Eighteen-volt batteries are commonly used in such professional power tools as drills, which require more electrical energy than power tools designed for the DIY enthusiast. However, an 18-volt battery is not a single battery cell, it's made from multiple battery cells that are wired in series, a method that combines the voltage from each cell. Batteries used in power tools and many other devices are rechargeable. A typical 18-volt battery is made from 15 1.2 volt nickel cadmium (NiCAD) or nickel metal hydride (NiMH) cells. Battery cells don't go dead at the same time so although you are having a problem with your battery retaining its charge, it may only be a few battery cells causing the problem.
Read the label on the 18-volt battery pack to determine the type of battery cells the pack contains. If it says NiCad or NiMH, continue to follow the steps to rebuild your battery. If the label says lithium ion (Li-on), do not proceed. Rebuilding lithium ion batteries needs specialist knowledge as the battery packs contain power surge breakers. An 18-volt battery does not contain lithium polymer (LiPo) cells as each cells produces 3.7 volts and is not a multiple of 18 volts.
Put your 18-volt battery on charge until the charger indicates the battery is full before attempting to rebuild it. Don't use your fully charged battery. Instead, leave it overnight. This ensures that any bad battery cells lose their charge. Good cells retain their charge.
Remove the cover from your 18-volt battery. Some battery packs have small Phillips-head screws, others have clips. Use a suitably sized Phillips-head screwdriver if it has screws or a small flat-head screwdriver if the cover clips in place. Insert your flat-head screwdriver under the side of a clip and twist it to release the clip. Once the cover is removed you will see 15 battery cells.
Remove the 15 battery cells from your 18-volt battery. Most cells can be pried out using a flat-head screwdriver. If they are soldered into place you will need to heat a soldering iron then touch each battery cell terminal. Let the solder melt then quickly pries the cell out before the solder solidifies. Repeat this for all the 15 cells.
Label each battery cell numerically and write a list of corresponding numbers. Your 18-volt battery has 15 cells so number the batteries one to 15 and write one to 15 on the sheet of paper.
Use a voltmeter to test the output voltage from each battery cell. Set the voltmeter to read volts in the range of 0.5 to 1.5 volts. Touch the clip attached to the end of the red wire from the voltmeter to the positive terminal of battery No. 1 and the clip attached to the black wire from the voltmeter to the negative terminal of battery No. 1. Take the voltmeter reading and write it down next to the place you wrote "No. 1."
Repeat the process for the remaining 14 battery cells. Write the readings from each battery next to the corresponding number on your sheet of paper.

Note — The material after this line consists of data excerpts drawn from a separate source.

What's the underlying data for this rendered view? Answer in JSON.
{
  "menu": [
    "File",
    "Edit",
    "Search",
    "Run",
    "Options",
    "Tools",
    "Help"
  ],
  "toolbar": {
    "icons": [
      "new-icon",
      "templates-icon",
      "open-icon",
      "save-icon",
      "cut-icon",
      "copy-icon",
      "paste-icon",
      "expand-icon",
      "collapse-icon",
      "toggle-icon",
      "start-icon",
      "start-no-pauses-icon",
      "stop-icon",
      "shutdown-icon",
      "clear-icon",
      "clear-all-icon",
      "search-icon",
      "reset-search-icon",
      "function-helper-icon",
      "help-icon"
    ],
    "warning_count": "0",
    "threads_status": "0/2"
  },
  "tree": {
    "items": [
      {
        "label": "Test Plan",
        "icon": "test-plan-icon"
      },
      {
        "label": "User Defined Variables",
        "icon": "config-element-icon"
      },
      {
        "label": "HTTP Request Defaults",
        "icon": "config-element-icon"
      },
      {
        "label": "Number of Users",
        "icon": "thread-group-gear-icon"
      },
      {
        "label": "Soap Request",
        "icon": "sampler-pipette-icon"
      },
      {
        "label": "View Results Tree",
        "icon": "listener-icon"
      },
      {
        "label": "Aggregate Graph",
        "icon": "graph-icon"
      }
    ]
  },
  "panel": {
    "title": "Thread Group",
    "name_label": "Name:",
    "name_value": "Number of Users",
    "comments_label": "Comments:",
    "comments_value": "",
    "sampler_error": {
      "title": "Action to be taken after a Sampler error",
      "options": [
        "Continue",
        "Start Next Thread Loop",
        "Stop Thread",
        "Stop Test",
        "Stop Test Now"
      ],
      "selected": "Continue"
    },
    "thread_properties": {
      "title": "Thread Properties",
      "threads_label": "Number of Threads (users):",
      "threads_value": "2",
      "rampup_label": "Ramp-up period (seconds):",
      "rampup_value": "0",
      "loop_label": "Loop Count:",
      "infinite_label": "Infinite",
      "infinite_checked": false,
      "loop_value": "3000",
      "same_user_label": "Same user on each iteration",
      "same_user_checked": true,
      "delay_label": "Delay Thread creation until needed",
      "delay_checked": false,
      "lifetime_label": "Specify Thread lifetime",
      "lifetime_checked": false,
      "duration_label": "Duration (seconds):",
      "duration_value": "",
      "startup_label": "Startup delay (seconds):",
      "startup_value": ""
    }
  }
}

Separate the batteries into two places. Batteries that have a reading of 1 to 1.2 volts are good batteries and need to be kept. Batteries that have a reading of less than 1 volt are losing their charge and should be replaced, even if the reading is as high as 0.9. Dispose of the bad batteries.
Work out how many new battery cells you need to buy. You'll need 15 cells so if you disposed of five you need to buy five new ones. NiCad and NiMH cells are widely available from electrical outlets. Get the same type as the rest of your good battery cells. Never mix Nicad cells with NiMH cells.

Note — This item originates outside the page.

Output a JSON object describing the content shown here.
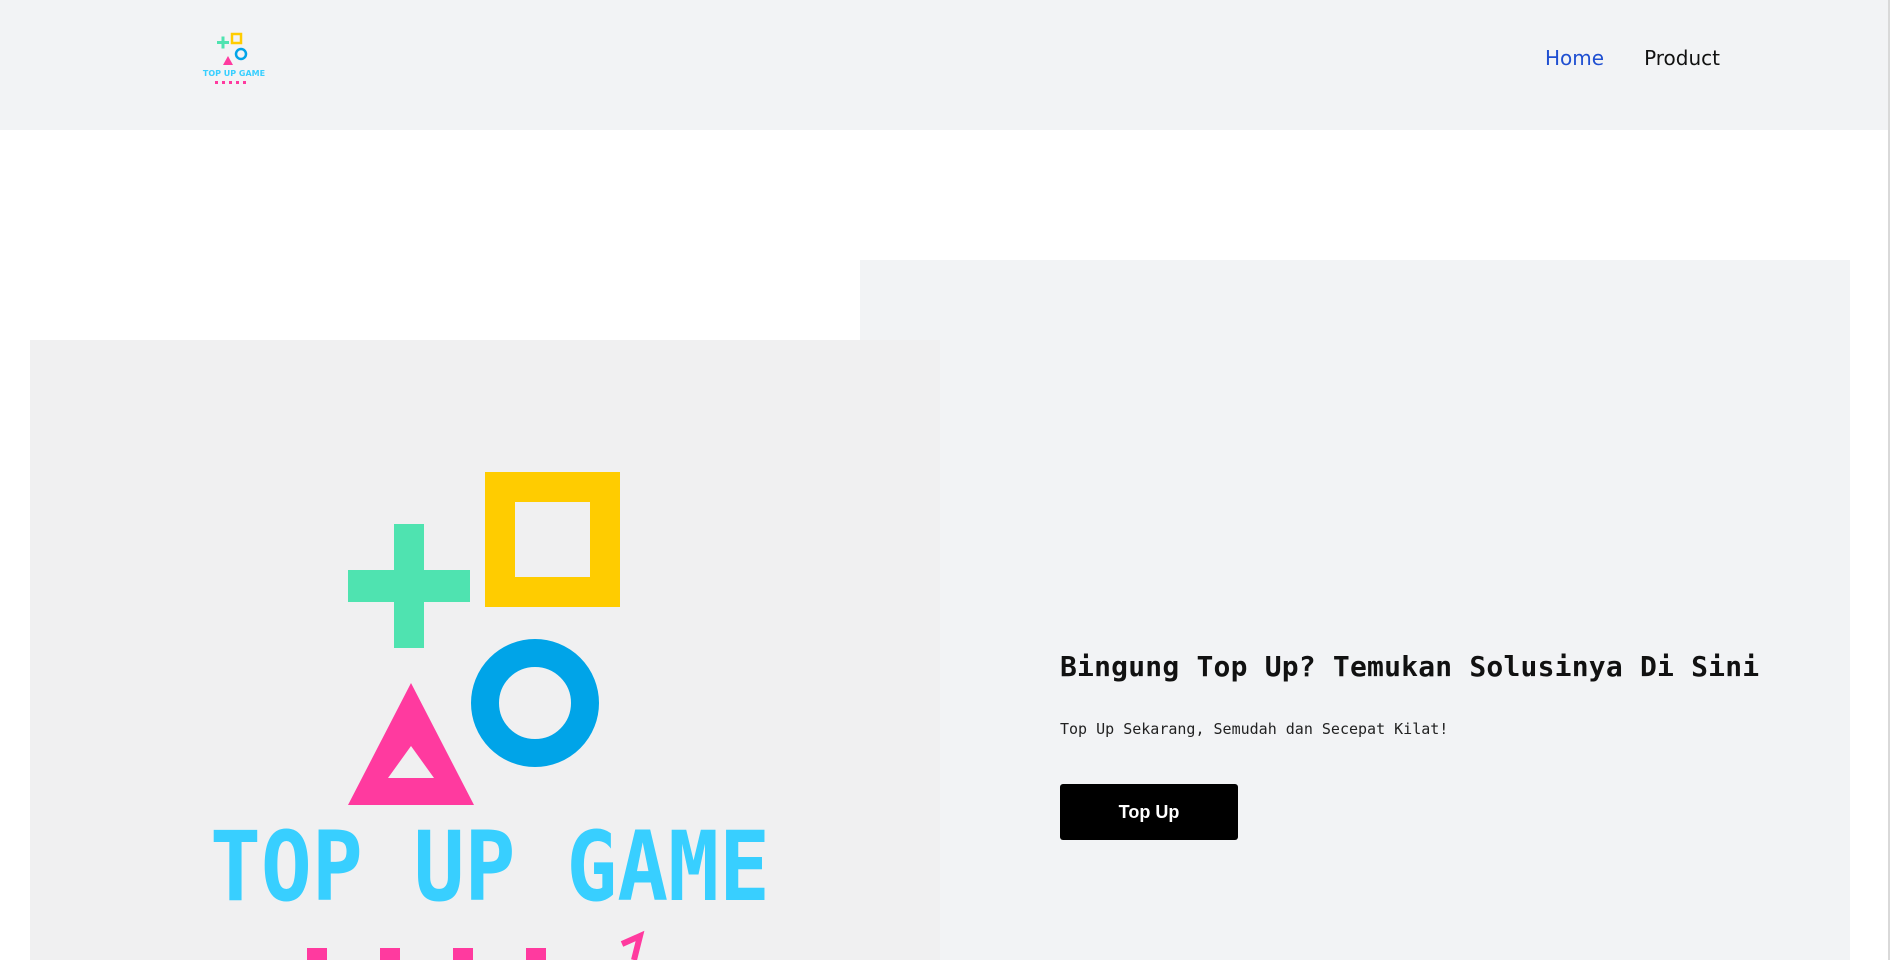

Replace the 15 cells in the battery pack. Put the positive and negative terminals the correct way around. The cell compartments are labeled "+" and "-." Either push them in place or use your soldering iron to melt the solder on each terminal. You may need to add extra solder to get a secure fit. Only touch the terminal using your soldering iron for a couple of seconds. You don't want to damage the cells or melt the plastic battery pack.
Replace the battery pack cover using a screwdriver or press the clip in place. Put your rebuilt battery pack on charge for a few hours to ensure that all the cells have the same charge. Your 18-volt battery is ready to power your device.